On the other hand, KPIs do not facilitate the completion of a task or objective. KPIs only measure the growth and progress of the ongoing plan and project. These metrics are different for each individual company, and sometimes even vary between industries. 

OKRs help companies grow and make further progress, while KPIs measure the success, quantity, quality, or results of an ongoing project. 

General Examples of KPI

Common examples of key performance indicators (KPIs) include:

  • Average reply time
  • Sales revenue
  • Social media clicks
  • Customer conversion rates
  • Web traffic
  • Production rates

Various teams have different KPIs—they’re quantitative, measurable, and target-oriented. Here are some examples of KPIs for different teams.

Sales KPIs:

  • Lead response rate is 5%
  • Lead conversion rates is 2%
  • Average sales cycle is 3 months
  • Upsell is 50%

Marketing KPIs:

  • The cost per lead is $50
  • Website organic traffic is 250,000 new visitors per month
  • The number of Marketing qualified leads (MQLs) is 2,000 
  • Conversion rate of leads is 15%

Product management KPIs:

  • Delivery is 15 days
  • Retention rate is 25%
  • Bounce rates is 35%
  • The number of daily active users is (DAU) 2,000

General examples of OKR

Examples of possible OKRs may include:

  • Increase business revenue by 50%
  • Improve customer satisfaction by 30%
  • Provide training for 10 new employees
  • Increase employee productivity by 50%
  • Improve manufacturing of products by 25%

Here are some specific examples of OKRs:

Marketing team OKRs:

Objective—Strengthen social proof to improve credibility and reputation.

Key results— Get 20,000 views on the testimonials page/ Achieve a click-through-rate of 15%/ Increase the number of shares on social media (50–150)

Initiatives—Connect with thought leaders to promote the testimonials page/Reach out to users and ask them to share their stories/ Identify ideas for social media marketing

Once a business determines the objective, the team should focus on delivering key results. The key results are strictly determined and identify whether you have reached your objective. Most OKRs have multiple key results. Once the key results are achieved, the organization should think about future initiatives that will create the basis for the next OKRs.
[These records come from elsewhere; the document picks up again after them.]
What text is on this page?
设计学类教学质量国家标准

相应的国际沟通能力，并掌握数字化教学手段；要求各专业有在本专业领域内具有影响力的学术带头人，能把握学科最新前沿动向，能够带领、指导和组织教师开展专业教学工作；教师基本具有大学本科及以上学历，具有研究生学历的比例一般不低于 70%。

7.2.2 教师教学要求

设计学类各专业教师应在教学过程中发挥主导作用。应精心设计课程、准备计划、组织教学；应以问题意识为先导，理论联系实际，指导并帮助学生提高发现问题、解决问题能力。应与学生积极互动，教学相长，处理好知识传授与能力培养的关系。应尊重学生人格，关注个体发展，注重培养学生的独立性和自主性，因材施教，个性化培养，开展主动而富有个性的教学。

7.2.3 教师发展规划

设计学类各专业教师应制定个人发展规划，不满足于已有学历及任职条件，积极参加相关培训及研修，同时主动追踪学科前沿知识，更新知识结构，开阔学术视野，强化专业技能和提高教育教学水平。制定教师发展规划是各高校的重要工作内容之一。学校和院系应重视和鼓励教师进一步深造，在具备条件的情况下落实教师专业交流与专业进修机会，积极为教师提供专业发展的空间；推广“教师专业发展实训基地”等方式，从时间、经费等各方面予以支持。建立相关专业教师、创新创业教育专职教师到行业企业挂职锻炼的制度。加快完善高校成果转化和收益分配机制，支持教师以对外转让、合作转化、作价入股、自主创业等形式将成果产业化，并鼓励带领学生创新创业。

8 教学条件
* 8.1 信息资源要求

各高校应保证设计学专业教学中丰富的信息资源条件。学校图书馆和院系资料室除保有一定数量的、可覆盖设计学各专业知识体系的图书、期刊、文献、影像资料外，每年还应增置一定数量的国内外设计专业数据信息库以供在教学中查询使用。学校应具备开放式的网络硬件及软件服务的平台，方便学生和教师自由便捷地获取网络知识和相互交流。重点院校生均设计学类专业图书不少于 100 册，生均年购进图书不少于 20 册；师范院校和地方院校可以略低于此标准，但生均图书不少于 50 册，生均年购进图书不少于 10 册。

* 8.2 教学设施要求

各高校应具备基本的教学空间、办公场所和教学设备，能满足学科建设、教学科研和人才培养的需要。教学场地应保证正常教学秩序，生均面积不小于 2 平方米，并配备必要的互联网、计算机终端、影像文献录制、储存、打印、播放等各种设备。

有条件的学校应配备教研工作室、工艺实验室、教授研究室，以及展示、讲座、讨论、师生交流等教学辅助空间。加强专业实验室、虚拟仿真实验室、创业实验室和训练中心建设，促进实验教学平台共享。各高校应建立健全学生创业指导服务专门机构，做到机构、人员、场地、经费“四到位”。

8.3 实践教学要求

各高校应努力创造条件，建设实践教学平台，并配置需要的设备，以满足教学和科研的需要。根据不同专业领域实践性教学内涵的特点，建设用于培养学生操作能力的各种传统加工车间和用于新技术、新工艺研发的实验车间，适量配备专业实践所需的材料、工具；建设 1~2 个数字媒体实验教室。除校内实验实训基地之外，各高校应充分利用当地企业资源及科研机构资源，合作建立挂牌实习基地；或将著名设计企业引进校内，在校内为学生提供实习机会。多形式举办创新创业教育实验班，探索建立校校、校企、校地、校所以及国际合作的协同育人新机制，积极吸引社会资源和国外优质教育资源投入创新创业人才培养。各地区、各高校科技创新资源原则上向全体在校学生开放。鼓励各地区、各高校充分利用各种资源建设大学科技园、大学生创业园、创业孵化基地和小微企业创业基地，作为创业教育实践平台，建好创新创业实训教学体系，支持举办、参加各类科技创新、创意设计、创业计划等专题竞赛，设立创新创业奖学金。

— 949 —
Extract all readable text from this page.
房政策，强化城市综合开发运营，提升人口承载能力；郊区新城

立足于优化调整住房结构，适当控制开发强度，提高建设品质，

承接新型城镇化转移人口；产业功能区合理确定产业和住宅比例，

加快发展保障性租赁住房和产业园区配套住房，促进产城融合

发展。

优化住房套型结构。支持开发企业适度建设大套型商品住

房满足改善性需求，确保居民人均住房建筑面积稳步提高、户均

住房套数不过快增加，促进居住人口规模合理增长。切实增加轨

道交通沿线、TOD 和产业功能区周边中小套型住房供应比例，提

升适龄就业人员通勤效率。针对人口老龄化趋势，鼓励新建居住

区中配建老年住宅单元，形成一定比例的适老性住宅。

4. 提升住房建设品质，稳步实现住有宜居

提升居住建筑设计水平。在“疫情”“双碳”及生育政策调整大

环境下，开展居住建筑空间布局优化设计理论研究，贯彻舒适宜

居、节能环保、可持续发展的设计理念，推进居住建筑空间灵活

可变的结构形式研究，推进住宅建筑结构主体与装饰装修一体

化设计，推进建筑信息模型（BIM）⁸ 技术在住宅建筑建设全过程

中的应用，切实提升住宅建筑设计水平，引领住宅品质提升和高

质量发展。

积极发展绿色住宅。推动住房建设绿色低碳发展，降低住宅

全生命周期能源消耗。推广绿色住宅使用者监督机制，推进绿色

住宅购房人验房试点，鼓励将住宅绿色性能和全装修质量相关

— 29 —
If you failed to meet the objective, you should at least know how close you were to meeting it and craft new OKRs based on your progress.

OKR vs. KPI: Do You Beed Both?


When considering whether to use KPIs or OKRs, you need to decide what you’re going to measure. For example, if you want to improve a plan or project that’s already been implemented, KPIs might seem like a better option. This performance metric allows you to add a measurement system to your ongoing projects and processes. 

On the other hand, if you’re thinking of changing your overall direction, OKRs might help you do that. They’re more in-depth, and allow you to expand your goals and be more creative when deciding how to reach those goals. 

However, OKR and KPI work perfectly together as well. If a KPI result suggests that some areas need improvement, this may become the ‘key result’ of a new or existing OKR. For example, if a KPI result determines that sales are declining, the organization might choose to create an inspirational OKR that improves the overall profit, marketing, or even customer service. Likewise, an OKR objective may suggest that the company should come up with new KPIs to measure the company’s growth

After comparing OKR vs. KPI, there’s enough reason to believe should be used together. For example, if you’re behind on your KPI target, you will need an OKR to address a specific issue. Furthermore, if you want to focus on a more ambitious KPI such as improving revenue, you will OKRs that will support the process.

Managers and employees should consistently communicate and discuss progress in order to effectively use both OKRs and KPIs. They should also be able to identify potential challenges and weaknesses that would help them manage their business goals.